Under the terms of the agreement, AstraZeneca and Incyte will collaborate on a Phase 1/2 study, to be conducted by Incyte. The Phase 1 part of the trial is expected to establish a recommended dose regimen for the combination of INCB39110 and Tagrisso while the Phase 2 part of the study will assess the safety and efficacy profile. Results from the study will be used to determine whether further clinical development of this combination is warranted.

"The expansion of our research collaboration with AstraZeneca will allow us to further our understanding of these two compounds and explore their potential synergies both of which support our goal of delivering innovative medicines that will benefit patients with cancer or other diseases," said Rich Levy, MD, Chief Drug Development Officer, Incyte. "We look forward to adding to our ongoing clinical research for INCB39110 and exploring the potential of this combination."

"We are pleased to be building on our existing relationship with Incyte and exploring a potentially exciting combination for lung cancer patients who have developed a resistance to first generation EGFR inhibitor treatment," said Antoine Yver, Head of Oncology, Global Medicines Development at AstraZeneca. "This collaboration allows us to explore further ways in which Tagrisso, our first-in-class T790M-directed tyrosine kinase inhibitor, can help meet urgent unmet patient need, following its accelerated approval in the U.S. and the recent positive CHMP opinion, recommending approval in Europe."

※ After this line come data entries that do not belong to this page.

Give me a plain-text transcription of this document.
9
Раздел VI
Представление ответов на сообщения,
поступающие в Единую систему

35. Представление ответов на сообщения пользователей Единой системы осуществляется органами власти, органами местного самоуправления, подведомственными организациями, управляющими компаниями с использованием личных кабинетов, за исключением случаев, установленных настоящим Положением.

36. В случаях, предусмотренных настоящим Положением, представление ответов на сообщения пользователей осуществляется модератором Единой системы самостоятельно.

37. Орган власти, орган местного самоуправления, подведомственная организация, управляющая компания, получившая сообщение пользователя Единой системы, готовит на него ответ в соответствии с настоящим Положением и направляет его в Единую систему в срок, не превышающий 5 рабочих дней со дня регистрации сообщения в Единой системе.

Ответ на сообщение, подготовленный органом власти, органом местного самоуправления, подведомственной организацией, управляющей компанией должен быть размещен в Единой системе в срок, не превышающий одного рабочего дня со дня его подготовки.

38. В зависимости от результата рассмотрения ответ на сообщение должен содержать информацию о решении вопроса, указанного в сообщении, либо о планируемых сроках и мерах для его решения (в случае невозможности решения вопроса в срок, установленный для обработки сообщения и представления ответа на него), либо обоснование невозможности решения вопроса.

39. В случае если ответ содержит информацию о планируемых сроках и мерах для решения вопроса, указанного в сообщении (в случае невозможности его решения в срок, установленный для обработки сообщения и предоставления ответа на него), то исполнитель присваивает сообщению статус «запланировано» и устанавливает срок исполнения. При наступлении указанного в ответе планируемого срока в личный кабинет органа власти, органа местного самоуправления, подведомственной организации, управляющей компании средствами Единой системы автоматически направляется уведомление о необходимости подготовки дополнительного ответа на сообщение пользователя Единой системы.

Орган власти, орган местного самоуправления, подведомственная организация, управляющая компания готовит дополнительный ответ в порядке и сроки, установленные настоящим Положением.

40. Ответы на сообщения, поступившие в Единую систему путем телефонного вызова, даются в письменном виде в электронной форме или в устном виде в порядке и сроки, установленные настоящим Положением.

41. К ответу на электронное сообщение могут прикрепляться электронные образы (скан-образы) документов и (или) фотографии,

This agreement builds on an existing collaboration between the two companies, announced in May 2014, to explore AstraZeneca’s anti-PD-L1 immune checkpoint inhibitor, durvalumab, in combination with Incyte’s oral indoleamine dioxygenase-1 (IDO1) inhibitor, epacadostat (INCB24360).

About INCB39110
INCB39110 is an orally bioavailable, isoform-selective inhibitor of Janus-associated kinase 1 (JAK1). JAK1 activity is believed to play an important role in both autoimmune and oncologic diseases. JAK1 forms heterodimeric complexes with JAK2, JAK3 or TYK2 and functions as an immunomodulatory and inflammatory signalling kinase. Selective JAK1 inhibition prevents STAT signaling downstream of a number of cytokines, including IL-6, IL-10 and interferon-gamma. Consistent with the dominant role for JAK1 in mediating heterodimeric JAK/STAT signaling, JAK1 inhibition has been shown to result in equivalent efficacy compared to balanced JAK1/JAK2 modulation in a variety of preclinical solid and liquid tumor models. INCB39110 will be investigated in clinical trials as monotherapy in graft versus host disease (GvHD) and in several combination-based therapeutic regimens, including with PI3Kδ (INCB50465), IDO1 (epacadostat) and EGFR (Tagrisso) inhibitors.

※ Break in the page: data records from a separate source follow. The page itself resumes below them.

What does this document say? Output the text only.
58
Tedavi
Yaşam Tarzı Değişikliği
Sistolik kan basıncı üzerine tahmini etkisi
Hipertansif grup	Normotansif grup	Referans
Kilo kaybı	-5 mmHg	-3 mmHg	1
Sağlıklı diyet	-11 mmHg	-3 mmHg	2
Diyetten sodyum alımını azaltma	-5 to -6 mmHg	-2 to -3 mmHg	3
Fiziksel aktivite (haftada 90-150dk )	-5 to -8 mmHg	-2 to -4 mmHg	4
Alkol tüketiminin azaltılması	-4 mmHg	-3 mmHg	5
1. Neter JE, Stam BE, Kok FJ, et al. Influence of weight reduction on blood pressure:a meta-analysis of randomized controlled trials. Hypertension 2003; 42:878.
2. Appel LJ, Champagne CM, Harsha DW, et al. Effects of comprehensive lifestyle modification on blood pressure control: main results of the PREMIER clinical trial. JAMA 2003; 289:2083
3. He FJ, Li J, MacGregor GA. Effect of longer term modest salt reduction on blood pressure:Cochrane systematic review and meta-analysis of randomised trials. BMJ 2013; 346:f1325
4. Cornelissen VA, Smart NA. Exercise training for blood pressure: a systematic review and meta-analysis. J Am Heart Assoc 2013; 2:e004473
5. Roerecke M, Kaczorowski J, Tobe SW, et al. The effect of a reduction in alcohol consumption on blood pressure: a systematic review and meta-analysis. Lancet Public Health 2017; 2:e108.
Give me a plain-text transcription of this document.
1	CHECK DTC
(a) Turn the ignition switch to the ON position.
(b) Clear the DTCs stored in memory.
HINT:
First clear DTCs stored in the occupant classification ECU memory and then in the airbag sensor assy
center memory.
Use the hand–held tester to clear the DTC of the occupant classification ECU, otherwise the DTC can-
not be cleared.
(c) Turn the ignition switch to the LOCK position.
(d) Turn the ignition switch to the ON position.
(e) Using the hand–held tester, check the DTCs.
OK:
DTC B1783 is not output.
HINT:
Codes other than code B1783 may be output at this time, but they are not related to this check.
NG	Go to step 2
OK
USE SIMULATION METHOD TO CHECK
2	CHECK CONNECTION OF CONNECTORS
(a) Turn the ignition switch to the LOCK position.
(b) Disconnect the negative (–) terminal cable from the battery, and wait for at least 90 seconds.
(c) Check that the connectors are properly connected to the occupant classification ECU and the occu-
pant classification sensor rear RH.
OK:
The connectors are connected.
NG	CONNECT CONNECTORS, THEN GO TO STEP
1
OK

About Tagrisso (osimertinib)
Tagrisso (osimertinib) is the only approved medicine indicated for adult patients with metastatic EGFR T790M mutation-positive non-small cell lung cancer. This indication is approved under the FDA’s accelerated approval process based on tumour response rate and duration of response (DoR). Osimertinib is being compared with platinum-based doublet chemotherapy in the confirmatory AURA3 Phase III study in patients with EGFR T790M-positive, locally advanced, or metastatic NSCLC who have progressed after EGFR-TKI therapy. It is also being investigated in the adjuvant and metastatic first-line settings, including in patients with brain metastases, and in combination with other compounds.

Non-clinical in vitro studies have demonstrated that osimertinib has high potency and inhibitory activity against mutant EGFR phosphorylation across the range of clinically relevant EGFRm and T790M mutant NSCLC cell lines, with significantly less activity against EGFR in wild-type cell lines.